A few years ago, the union officialdom placed great hopes on pressuring the Democrats to pass the Employee Free Choice Act (EFCA), which would have provided for union recognition when a majority of employees at a workplace signed union authorization cards. While the union bureaucrats saw the EFCA as another substitute for labor struggle, we supported this measure because it would ease the road to union recognition. Had it been enacted, the UAW would have been recognized at the Chattanooga plant last September. When he was U.S. Senator and the EFCA had no chance of passage, Barack Obama backed the bill. Once in the Oval Office, where he landed in no small part due to the huge financial and organizational support of the labor bureaucracy, Obama and the Democrats let the EFCA die. In this, Obama was simply doing his job as CEO of American capitalism.

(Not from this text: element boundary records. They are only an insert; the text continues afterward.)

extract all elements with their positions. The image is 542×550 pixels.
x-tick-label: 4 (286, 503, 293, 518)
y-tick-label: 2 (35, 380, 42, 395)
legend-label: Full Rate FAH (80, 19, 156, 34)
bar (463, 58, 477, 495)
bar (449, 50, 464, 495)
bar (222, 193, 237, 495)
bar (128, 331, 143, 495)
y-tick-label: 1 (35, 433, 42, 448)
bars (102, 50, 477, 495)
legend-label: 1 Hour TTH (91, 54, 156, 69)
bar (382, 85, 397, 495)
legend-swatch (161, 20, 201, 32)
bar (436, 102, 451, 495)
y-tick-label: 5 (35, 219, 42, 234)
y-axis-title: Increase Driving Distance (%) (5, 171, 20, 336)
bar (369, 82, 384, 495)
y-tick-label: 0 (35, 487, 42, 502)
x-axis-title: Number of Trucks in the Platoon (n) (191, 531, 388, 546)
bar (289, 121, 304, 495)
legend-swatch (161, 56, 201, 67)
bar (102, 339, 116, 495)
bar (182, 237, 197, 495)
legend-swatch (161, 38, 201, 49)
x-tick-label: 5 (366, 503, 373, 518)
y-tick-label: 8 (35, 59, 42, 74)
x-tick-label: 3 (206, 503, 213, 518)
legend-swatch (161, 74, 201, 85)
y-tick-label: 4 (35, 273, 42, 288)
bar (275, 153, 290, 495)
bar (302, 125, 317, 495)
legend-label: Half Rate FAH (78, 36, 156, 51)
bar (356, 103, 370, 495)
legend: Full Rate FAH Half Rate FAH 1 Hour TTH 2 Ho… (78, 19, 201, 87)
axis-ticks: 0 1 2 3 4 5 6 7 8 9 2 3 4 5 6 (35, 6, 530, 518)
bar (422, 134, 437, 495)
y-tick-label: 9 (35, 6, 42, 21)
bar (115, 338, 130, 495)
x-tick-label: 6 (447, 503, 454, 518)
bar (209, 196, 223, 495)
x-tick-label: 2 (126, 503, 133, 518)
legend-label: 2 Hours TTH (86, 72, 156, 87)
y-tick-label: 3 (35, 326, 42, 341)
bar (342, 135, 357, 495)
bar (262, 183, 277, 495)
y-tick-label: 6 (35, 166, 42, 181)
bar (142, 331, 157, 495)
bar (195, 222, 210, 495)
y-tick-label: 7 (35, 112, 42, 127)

The trade-union bureaucracy’s fealty to the Democratic Party, which no less than the openly labor-hating Republicans is a party of capital, is the political corollary of its “partnership” with the corporations. The working class can follow one of two paths. There is the bureaucracy’s acquiescence to what is possible under capitalism, which has led to disaster. Or there is the revolutionary strategy proposed by us Marxists. In the course of sharp class struggles and through patient education on the nature of capitalist society, the working class will become imbued with the consciousness of its own historic interests as a class fighting for itself and for all the oppressed. Such consciousness requires a political expression. That means breaking labor’s chains to the Democrats and forging a class-struggle workers party, whose purpose is not only to improve the present conditions of the working class but to do away with the entire system of capitalist wage slavery.